P91 Tabla PWHT

P91 steel is an attractive material for power boilers and other high-temperature applications, offering excellent combinations of mechanical properties at higher temperatures such as strength, creep resistance and Charpy impact toughness.

Recent studies have demonstrated that different conditions for normalizing and tempering (NT) of P91 steel welds can produce optimal mechanical properties in the HAZ without needing post weld heat treatment.

Hardness

SA 335 grade 91 is a modified high-chromium-moly martensitic steel designed for elevated temperatures in power plants and other high performance applications, such as welding. It boasts good creep strength and toughness as well as corrosion resistance and weldability; however, during welding or postweld heat treatment (PWHT), its hardness may decrease leading to cracking or early failure.
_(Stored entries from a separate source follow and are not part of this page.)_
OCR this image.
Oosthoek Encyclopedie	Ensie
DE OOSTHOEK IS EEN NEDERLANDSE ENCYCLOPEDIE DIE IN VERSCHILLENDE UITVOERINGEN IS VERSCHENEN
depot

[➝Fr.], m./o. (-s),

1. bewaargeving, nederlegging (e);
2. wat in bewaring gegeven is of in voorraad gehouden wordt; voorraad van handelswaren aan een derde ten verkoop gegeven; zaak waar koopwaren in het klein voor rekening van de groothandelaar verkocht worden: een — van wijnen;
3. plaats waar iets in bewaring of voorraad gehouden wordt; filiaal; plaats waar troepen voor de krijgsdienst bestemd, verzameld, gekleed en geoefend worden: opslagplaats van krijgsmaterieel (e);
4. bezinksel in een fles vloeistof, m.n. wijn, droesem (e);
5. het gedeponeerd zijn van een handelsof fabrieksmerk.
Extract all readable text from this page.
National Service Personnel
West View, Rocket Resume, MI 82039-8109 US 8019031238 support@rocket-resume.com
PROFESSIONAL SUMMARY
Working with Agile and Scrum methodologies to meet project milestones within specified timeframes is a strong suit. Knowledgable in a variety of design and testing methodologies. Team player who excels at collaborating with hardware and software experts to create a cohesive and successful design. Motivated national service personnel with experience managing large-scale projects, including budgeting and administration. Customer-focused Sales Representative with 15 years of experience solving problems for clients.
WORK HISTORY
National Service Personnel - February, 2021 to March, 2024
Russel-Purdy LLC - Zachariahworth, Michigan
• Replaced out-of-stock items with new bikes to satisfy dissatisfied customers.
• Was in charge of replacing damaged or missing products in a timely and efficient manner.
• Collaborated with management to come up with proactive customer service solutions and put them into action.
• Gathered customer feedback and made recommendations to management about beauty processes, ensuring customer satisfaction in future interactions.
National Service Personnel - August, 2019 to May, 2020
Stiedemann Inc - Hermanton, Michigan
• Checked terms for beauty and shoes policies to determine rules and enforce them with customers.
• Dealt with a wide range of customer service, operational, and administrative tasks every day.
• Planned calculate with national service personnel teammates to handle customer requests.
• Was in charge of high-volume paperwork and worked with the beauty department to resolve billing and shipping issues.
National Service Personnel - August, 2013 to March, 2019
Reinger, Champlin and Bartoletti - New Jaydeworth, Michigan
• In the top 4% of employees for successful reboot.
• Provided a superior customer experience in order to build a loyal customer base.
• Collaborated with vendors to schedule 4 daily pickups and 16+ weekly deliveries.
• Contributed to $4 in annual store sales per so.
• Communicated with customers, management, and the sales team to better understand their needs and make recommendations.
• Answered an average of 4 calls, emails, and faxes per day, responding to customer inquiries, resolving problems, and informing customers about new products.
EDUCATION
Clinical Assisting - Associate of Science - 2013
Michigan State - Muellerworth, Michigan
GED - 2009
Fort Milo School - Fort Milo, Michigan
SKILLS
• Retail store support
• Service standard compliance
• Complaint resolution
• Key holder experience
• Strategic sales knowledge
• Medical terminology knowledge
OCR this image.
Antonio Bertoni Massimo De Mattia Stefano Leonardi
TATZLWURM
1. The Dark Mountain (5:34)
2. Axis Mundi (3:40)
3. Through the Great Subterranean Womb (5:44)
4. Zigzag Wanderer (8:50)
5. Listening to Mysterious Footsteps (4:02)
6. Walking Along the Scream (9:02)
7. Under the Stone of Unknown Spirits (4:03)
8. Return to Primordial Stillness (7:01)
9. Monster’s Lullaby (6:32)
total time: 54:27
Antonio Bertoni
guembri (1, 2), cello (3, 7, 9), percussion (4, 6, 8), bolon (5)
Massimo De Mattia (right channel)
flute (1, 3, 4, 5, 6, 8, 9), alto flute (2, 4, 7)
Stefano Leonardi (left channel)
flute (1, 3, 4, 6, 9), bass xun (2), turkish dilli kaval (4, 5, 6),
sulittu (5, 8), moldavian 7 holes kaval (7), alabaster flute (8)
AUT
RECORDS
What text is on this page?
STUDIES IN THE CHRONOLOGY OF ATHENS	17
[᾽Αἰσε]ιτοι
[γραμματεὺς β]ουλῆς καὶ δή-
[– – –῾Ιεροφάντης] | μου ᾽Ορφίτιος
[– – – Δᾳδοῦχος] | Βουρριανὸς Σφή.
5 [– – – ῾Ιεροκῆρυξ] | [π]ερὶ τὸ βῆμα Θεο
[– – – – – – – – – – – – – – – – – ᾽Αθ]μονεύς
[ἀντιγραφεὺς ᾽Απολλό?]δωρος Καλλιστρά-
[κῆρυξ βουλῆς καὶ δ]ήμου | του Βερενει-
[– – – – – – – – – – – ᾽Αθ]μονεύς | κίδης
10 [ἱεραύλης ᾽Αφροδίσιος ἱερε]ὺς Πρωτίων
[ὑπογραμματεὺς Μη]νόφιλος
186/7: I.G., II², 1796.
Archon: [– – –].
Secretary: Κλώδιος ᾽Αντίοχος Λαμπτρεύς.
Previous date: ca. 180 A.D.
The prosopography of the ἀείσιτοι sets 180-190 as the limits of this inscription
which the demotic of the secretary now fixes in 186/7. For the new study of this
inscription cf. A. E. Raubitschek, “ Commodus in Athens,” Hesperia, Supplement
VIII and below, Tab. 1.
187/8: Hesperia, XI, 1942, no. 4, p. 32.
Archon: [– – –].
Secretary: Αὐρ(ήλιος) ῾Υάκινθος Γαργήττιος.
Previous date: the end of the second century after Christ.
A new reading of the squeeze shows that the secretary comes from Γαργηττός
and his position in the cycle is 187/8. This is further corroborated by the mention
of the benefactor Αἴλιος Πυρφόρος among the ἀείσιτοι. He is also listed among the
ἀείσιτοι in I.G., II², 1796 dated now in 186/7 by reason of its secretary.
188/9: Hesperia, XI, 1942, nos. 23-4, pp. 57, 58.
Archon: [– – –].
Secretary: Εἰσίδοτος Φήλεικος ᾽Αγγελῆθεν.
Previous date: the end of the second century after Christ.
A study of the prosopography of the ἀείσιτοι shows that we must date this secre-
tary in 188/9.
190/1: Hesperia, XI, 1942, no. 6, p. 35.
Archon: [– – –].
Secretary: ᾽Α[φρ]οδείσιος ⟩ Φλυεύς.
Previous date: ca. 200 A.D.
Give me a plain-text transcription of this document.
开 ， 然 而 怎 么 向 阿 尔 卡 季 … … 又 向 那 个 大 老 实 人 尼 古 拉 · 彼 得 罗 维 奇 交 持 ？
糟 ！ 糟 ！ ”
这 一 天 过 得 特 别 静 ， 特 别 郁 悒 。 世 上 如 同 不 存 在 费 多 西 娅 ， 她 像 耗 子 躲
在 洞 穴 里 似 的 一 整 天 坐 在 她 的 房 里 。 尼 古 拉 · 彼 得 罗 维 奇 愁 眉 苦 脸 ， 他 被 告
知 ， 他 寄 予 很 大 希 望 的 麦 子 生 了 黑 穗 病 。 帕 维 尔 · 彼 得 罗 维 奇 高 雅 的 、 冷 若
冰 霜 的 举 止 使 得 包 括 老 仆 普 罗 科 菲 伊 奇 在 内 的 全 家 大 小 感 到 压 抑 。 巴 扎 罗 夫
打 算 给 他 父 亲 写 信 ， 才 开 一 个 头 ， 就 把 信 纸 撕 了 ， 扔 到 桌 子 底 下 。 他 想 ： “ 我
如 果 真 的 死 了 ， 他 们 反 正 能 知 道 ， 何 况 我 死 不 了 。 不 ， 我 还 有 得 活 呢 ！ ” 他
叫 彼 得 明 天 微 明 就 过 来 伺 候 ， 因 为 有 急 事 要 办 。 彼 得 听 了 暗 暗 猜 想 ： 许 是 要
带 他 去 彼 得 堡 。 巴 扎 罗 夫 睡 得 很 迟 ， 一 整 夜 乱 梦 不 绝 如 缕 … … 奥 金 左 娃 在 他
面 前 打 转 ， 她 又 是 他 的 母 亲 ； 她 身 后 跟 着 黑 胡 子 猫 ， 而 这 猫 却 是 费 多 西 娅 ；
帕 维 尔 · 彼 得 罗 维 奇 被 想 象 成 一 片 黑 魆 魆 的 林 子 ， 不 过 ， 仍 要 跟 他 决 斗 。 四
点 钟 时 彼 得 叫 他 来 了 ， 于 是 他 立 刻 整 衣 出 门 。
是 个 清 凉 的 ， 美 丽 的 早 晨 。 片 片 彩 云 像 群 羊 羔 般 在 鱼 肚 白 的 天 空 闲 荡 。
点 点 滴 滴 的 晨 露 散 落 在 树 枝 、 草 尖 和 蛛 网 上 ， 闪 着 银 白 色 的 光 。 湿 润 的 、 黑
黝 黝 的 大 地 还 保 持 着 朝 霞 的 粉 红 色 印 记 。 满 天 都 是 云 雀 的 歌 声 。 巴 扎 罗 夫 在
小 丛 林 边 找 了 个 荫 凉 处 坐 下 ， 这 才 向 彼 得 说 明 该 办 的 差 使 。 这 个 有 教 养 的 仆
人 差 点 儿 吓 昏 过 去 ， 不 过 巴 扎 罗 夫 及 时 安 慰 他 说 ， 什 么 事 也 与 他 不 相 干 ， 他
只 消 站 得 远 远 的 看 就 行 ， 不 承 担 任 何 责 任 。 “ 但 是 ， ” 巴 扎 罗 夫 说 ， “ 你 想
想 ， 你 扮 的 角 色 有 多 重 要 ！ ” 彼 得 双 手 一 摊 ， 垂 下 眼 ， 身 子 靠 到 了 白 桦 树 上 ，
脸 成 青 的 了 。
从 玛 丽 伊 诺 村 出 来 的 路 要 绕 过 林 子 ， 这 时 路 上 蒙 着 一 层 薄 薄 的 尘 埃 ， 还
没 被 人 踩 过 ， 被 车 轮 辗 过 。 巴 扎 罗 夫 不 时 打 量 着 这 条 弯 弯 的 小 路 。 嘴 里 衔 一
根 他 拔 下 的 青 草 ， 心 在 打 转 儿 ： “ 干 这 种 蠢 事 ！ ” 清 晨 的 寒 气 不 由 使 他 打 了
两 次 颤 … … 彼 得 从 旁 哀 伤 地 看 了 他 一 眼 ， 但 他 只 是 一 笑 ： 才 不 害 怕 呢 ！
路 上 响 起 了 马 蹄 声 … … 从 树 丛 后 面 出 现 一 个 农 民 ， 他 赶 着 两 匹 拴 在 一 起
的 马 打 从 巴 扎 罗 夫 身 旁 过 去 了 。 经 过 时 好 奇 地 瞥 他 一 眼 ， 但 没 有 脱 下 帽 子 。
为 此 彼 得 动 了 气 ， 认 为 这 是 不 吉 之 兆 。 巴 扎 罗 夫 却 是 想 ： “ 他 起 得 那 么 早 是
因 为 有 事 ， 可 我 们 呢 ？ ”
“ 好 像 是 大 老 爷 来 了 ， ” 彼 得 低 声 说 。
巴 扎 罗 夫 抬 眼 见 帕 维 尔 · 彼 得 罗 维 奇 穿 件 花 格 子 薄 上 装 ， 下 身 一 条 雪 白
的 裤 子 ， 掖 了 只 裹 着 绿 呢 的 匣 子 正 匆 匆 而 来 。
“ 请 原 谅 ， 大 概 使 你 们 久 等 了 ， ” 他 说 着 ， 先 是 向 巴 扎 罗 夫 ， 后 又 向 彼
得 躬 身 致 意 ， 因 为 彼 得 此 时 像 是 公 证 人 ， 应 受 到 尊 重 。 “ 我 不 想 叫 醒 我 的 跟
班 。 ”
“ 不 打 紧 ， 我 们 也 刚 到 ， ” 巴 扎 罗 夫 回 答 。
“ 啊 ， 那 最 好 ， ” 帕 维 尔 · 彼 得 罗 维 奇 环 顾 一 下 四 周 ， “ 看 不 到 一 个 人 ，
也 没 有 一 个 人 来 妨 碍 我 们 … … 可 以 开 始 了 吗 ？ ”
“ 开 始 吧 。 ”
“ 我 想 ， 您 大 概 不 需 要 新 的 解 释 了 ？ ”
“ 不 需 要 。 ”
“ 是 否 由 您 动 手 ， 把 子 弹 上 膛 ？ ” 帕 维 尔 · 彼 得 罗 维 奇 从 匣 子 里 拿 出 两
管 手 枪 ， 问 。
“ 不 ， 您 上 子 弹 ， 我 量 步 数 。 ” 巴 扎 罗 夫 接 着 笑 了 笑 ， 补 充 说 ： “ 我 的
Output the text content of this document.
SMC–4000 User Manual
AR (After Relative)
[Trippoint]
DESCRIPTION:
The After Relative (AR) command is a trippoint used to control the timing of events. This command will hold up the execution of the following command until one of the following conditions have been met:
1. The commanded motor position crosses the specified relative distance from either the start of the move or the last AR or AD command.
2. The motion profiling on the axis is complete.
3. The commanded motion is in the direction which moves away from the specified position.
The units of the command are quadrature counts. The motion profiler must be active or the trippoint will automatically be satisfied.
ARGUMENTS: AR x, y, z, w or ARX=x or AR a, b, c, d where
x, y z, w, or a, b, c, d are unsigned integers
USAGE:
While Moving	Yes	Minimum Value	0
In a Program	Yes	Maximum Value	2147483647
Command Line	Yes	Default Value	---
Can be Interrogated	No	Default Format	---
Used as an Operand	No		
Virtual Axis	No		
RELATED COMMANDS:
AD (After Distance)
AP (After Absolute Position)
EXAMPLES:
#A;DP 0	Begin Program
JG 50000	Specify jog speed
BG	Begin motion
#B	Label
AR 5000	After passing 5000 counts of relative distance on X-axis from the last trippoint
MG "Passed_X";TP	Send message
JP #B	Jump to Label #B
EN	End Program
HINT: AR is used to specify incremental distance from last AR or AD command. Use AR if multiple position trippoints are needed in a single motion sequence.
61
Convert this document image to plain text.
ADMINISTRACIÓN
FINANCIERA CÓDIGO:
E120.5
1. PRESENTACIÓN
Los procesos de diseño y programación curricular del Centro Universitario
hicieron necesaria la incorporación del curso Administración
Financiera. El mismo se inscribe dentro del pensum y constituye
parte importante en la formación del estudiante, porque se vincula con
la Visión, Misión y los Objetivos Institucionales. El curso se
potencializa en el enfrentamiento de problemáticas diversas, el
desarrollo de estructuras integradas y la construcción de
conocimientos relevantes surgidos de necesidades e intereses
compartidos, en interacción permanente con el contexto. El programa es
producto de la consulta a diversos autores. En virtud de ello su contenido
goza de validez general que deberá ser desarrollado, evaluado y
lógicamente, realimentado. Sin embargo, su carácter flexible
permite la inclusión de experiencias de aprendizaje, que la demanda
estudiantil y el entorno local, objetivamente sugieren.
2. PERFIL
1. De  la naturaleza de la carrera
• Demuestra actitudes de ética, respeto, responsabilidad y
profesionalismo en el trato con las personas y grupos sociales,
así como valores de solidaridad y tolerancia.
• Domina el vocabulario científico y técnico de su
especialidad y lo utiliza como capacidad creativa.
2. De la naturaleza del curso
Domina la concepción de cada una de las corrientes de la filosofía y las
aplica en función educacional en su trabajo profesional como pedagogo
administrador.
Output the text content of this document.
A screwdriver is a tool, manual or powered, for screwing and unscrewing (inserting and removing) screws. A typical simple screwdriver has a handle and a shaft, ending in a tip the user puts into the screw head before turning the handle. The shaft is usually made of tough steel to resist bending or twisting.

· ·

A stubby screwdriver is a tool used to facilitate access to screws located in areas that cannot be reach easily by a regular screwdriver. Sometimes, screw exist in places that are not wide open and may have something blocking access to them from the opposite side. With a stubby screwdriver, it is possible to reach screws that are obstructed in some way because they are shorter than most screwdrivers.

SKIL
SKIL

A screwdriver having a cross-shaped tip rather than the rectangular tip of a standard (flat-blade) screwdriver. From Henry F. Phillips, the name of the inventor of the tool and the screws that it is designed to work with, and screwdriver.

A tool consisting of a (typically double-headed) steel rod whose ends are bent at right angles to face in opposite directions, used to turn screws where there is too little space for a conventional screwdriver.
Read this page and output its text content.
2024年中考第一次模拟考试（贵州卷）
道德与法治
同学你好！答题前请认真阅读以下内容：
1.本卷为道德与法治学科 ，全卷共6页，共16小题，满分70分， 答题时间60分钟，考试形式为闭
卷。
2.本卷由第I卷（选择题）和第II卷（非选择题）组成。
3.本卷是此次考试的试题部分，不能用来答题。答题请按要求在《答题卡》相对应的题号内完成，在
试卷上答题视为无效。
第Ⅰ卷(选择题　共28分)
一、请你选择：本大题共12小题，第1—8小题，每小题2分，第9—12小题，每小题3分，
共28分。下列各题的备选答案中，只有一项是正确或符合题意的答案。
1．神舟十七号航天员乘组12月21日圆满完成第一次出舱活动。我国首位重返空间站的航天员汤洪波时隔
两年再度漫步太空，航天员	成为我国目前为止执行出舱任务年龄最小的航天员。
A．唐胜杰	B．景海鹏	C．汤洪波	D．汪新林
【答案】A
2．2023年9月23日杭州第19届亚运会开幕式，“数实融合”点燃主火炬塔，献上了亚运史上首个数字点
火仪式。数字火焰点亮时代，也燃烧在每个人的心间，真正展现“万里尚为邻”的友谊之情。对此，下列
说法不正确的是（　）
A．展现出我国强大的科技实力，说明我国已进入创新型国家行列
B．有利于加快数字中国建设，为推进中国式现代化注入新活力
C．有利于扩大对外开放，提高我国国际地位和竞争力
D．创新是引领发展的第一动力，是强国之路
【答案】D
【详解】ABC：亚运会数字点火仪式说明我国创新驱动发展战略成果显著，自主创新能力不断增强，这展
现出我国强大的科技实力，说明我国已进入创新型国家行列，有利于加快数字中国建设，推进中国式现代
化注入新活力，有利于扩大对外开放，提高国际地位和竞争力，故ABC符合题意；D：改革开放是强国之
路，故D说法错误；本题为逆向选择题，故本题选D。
Studies on the effects of various welding processes, types of filler wires and preheat/interpass temperatures on P91 were once rare; however, recently it has become more prevalent to repair P91 pipelines with dissimilar welds using similar welding processes and filler metal as original welds; this requires HAZ hardness levels being lower than their parent metal; how this can be accomplished within reasonable amounts of time in PWHT awaits further investigation.

Some power plant projects reported type IV cracks in their weld HAZ during operation. These cracks were likely the result of insufficient PWHT. Our investigation concluded that PWHT at 750 degC for two hours is ideal to reduce hardness in weld HAZ while providing sufficient microstructure and an acceptable hardness difference with parent metal.

Creep Strength

Creep strength of p91 measures how much stress a material can withstand before deforming, with creep resistance depending on factors like grain size and operating temperature as well as chemical composition that impacts transformation temperatures and other properties of its composition.

To establish the creep limit of a metal, designers use a ratio between rupture stress and its stress-deformation curve, extrapolated up to 100,000 hours, and calculated minimum creep rates over this timeframe. Rupture stress measures both end point rupture stress as well as necessary stress to reach this point – it is reported as both stress and time values.

Martensitic heat resistant p91 steel (9Cr-1Mo-V-Nb) is commonly employed in fossil fuel power plants for boiler headers and other components due to its excellent steam corrosion resistance, low thermal expansion rate, high thermal conductivity and weldability; however in-service failures of components constructed of this metal have been reported after relatively short service duration.

Failures occur because of reduced creep strength properties due to fine-grained areas in the heat affected zone (HAZ).

Charpy Toughness

P91 steel is ideal for use in long-term power plant components that operate at high temperatures, including those exposed to creep and thermal load resistance, high ductility and minimal thermal expansion. As its oxidation resistance falls below 610 degC, its applications for power generation become limited. Furthermore, poor impact toughness limits its use under dynamic loads; to enhance this property further it is recommended to post-weld heat treat (PWHT). DIN EN 288-3 provides mechanical tests on real weld HAZ specimens, in which crack propagation through each subzone differs depending on its microstructure and results in variations in impact energy between tests.

Multi-pass shielded metal arc welds of P91 and P22 steel produce poor impact toughness in their weld fusion zones (FGHAZs). This is due to an accumulation of untempered martensite in this area due to improper PWHT.

Studies have demonstrated the effects of diffusible hydrogen level and PWHT duration on weldments’ mechanical properties and hardness gradient. Pandey et al. investigated this factor’s effect on microstructure and tensile properties for multi-pass welded P91 plate weldments using SMAW with four different hydrogen levels, showing higher diffusible hydrogen and PWHT duration resulted in improved tensile properties but decreased impact toughness.

Resistencia a la corrosión

Grade 91 steel is known for its excellent corrosion resistance; however, stress-induced martensite and creep damage may cause corrosion to occur. Postweld heat treatment (PWHT) may help mitigate these effects; however, this method may not always be feasible or cost effective, particularly during repairs in service.

As part of its objective to develop weld repair procedures for grade 91 without PWHT, the research conducted in this project focused on investigating the metallurgical behavior of materials during welding and heat-treating processes, by evaluating microstructures of weld and HAZ specimens produced after welding; mechanical tests were then conducted on real welds to measure HAZ toughness.

Comparisons were also performed on different welding techniques, focusing on their effect of preheat/interpass temperatures and welding currents. Electrodes with diameters matching those found in grade 91 proved most suitable for developing welding procedures without PWHT; using combinations of SMAW electrodes of diameters 3.2mm (1/8in, first layer) and 4.0mm (5/32in, second layer) produced significant refinement while tempering was limited within HAZs.

Postweld heat treatments of TIG weld joints between P22 and grade 91 steels using Inconel 625 filler metal are best performed at 750 degC for 2 hours to obtain optimal compromise between hardness of interface and weld metal properties, while maintaining high mechanical properties across a broad temperature spectrum.